The staging of the twice-delayed Lambeth conference, which this week sees bishops from the Anglican communion assemble in Canterbury for the first time since 2008, should be a cause for celebration. Postponed in 2020 due to the pandemic, it offers representatives from more than 40 national churches around the world the chance to reconnect in person. The archbishop of Canterbury, Justin Welby, has expressed the hope that it will be an occasion for fruitful dialogue, as Anglicans negotiate the challenges of creating “a postcolonial model” for a communion created in the era of empire.
Sadly, such admirable aspirations risk being undermined by more divisive debate on sexuality and the status of same-sex unions. Among a series of draft texts distributed last week to the 650 attending bishops and archbishops, one called for the reaffirmation of an infamously divisive resolution from the Lambeth conference of 1998. This flatly rejected homosexual practice as “incompatible with scripture”, and fuelled years of acrimony and culture wars, leaving gay and lesbian Anglicans feeling marginalised, betrayed and excluded. The draft text also asked bishops to back the proposition that “it is the mind of the Anglican Communion as a whole that same-gender marriage is not permissible”.

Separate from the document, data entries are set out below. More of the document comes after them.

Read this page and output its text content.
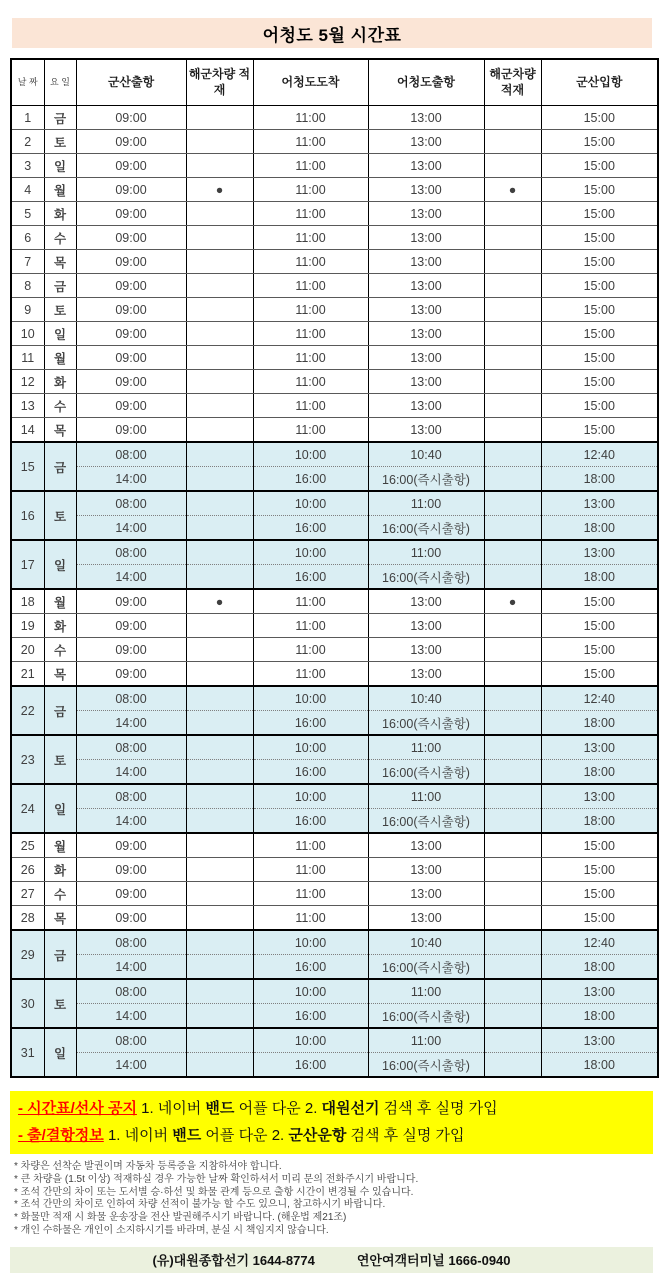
어청도 5월 시간표
날 짜	요 일	군산출항	해군차량 적재	어청도도착	어청도출항	해군차량 적재	군산입항
1	금	09:00		11:00	13:00		15:00
2	토	09:00		11:00	13:00		15:00
3	일	09:00		11:00	13:00		15:00
4	월	09:00	●	11:00	13:00	●	15:00
5	화	09:00		11:00	13:00		15:00
6	수	09:00		11:00	13:00		15:00
7	목	09:00		11:00	13:00		15:00
8	금	09:00		11:00	13:00		15:00
9	토	09:00		11:00	13:00		15:00
10	일	09:00		11:00	13:00		15:00
11	월	09:00		11:00	13:00		15:00
12	화	09:00		11:00	13:00		15:00
13	수	09:00		11:00	13:00		15:00
14	목	09:00		11:00	13:00		15:00
15	금	08:00		10:00	10:40		12:40
		14:00		16:00	16:00(즉시출항)		18:00
16	토	08:00		10:00	11:00		13:00
		14:00		16:00	16:00(즉시출항)		18:00
17	일	08:00		10:00	11:00		13:00
		14:00		16:00	16:00(즉시출항)		18:00
18	월	09:00	●	11:00	13:00	●	15:00
19	화	09:00		11:00	13:00		15:00
20	수	09:00		11:00	13:00		15:00
21	목	09:00		11:00	13:00		15:00
22	금	08:00		10:00	10:40		12:40
		14:00		16:00	16:00(즉시출항)		18:00
23	토	08:00		10:00	11:00		13:00
		14:00		16:00	16:00(즉시출항)		18:00
24	일	08:00		10:00	11:00		13:00
		14:00		16:00	16:00(즉시출항)		18:00
25	월	09:00		11:00	13:00		15:00
26	화	09:00		11:00	13:00		15:00
27	수	09:00		11:00	13:00		15:00
28	목	09:00		11:00	13:00		15:00
29	금	08:00		10:00	10:40		12:40
		14:00		16:00	16:00(즉시출항)		18:00
30	토	08:00		10:00	11:00		13:00
		14:00		16:00	16:00(즉시출항)		18:00
31	일	08:00		10:00	11:00		13:00
		14:00		16:00	16:00(즉시출항)		18:00
- 시간표/선사 공지 1. 네이버 밴드 어플 다운 2. 대원선기 검색 후 실명 가입
- 출/결항정보 1. 네이버 밴드 어플 다운 2. 군산운항 검색 후 실명 가입
* 차량은 선착순 발권이며 자동차 등록증을 지참하셔야 합니다.
* 큰 차량을 (1.5t 이상) 적재하실 경우 가능한 날짜 확인하셔서 미리 문의 전화주시기 바랍니다.
* 조석 간만의 차이 또는 도서별 승·하선 및 화물 관계 등으로 출항 시간이 변경될 수 있습니다.
* 조석 간만의 차이로 인하여 차량 선적이 불가능 할 수도 있으니, 참고하시기 바랍니다.
* 화물만 적재 시 화물 운송장을 전산 발권해주시기 바랍니다. (해운법 제21조)
* 개인 수하물은 개인이 소지하시기를 바라며, 분실 시 책임지지 않습니다.
(유)대원종합선기 1644-8774	연안여객터미널 1666-0940
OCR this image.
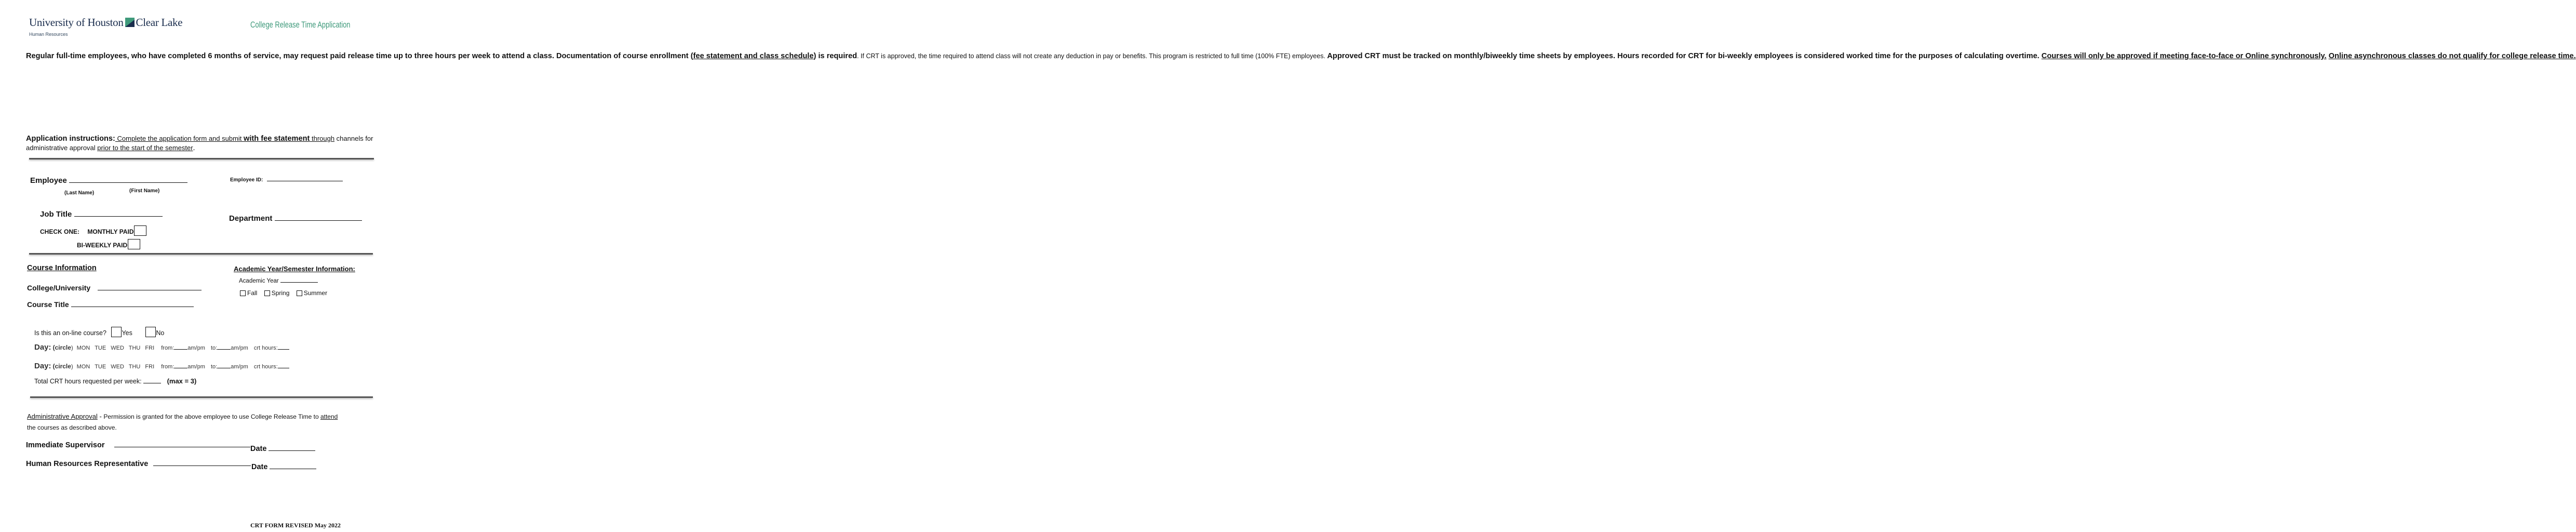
University of Houston Clear Lake
Human Resources
College Release Time Application
Regular full-time employees, who have completed 6 months of service, may request paid release time up to three hours per week to attend a class. Documentation of course enrollment (fee statement and class schedule) is required. If CRT is approved, the time required to attend class will not create any deduction in pay or benefits. This program is restricted to full time (100% FTE) employees. Approved CRT must be tracked on monthly/biweekly time sheets by employees. Hours recorded for CRT for bi-weekly employees is considered worked time for the purposes of calculating overtime. Courses will only be approved if meeting face-to-face or Online synchronously. Online asynchronous classes do not qualify for college release time.
Application instructions: Complete the application form and submit with fee statement through channels for administrative approval prior to the start of the semester.
Employee
(Last Name)	(First Name)
Employee ID:
Job Title	Department
CHECK ONE: MONTHLY PAID
BI-WEEKLY PAID
Course Information	Academic Year/Semester Information:
Academic Year
Fall Spring Summer
College/University
Course Title
Is this an on-line course? Yes	No
Day: (circle) MON TUE WED THU FRI from: am/pm to: am/pm crt hours:
Day: (circle) MON TUE WED THU FRI from: am/pm to: am/pm crt hours:
Total CRT hours requested per week:	(max = 3)
Administrative Approval - Permission is granted for the above employee to use College Release Time to attend
the courses as described above.
Immediate Supervisor	Date
Human Resources Representative	Date
CRT FORM REVISED May 2022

The feeling of deja vu is deeply depressing. In 2018, when this conference was originally due to take place, Mr Welby cancelled it on the grounds that levels of internal division were such that it might do more harm than good. In a sensible attempt to avoid the toxicity of previous debates, he has decreed that, for the first time, no traditional “resolutions” will be passed during the coming discussions. Since each national church can ignore or adopt Lambeth pronouncements as it sees fit, this was an eminently pragmatic approach designed to defuse tensions. The conciliatory approach even led to suggestions that this would be the “Kumbaya” Lambeth conference. But it appears that arch-conservatives found a way to try to inject some all-too-familiar toxicity into proceedings.
At the weekend, bishops from the Church in Wales – which last year introduced church blessings for same-sex couples – issued a furious statement, condemning the draft text as an attempt to “undermine and subvert” the dignity of LGBT+ people. The bishops of Los Angeles and Toronto have also weighed in, and senior Anglicans have called on Church of England bishops to throw out the text in its current form. Among liberals in the church, there is a sense of having been blindsided by some behind-the-scenes politicking of the most cynical kind.
It is in the interests of all concerned that this fraught debate is not resumed on such crude and polarising terms. Not least on the grounds that the consensus asserted by the draft text palpably does not exist. On LGBT+ rights, there remains a gulf between the views of conservative hierarchies in the global south, their allies in the west, and the liberal wing of the Anglican church. It is to be hoped that delegates at this week’s 15th Lambeth conference learn from bitter experience, give culture wars a wide berth, and seek out common ground on which genuine agreement may be possible.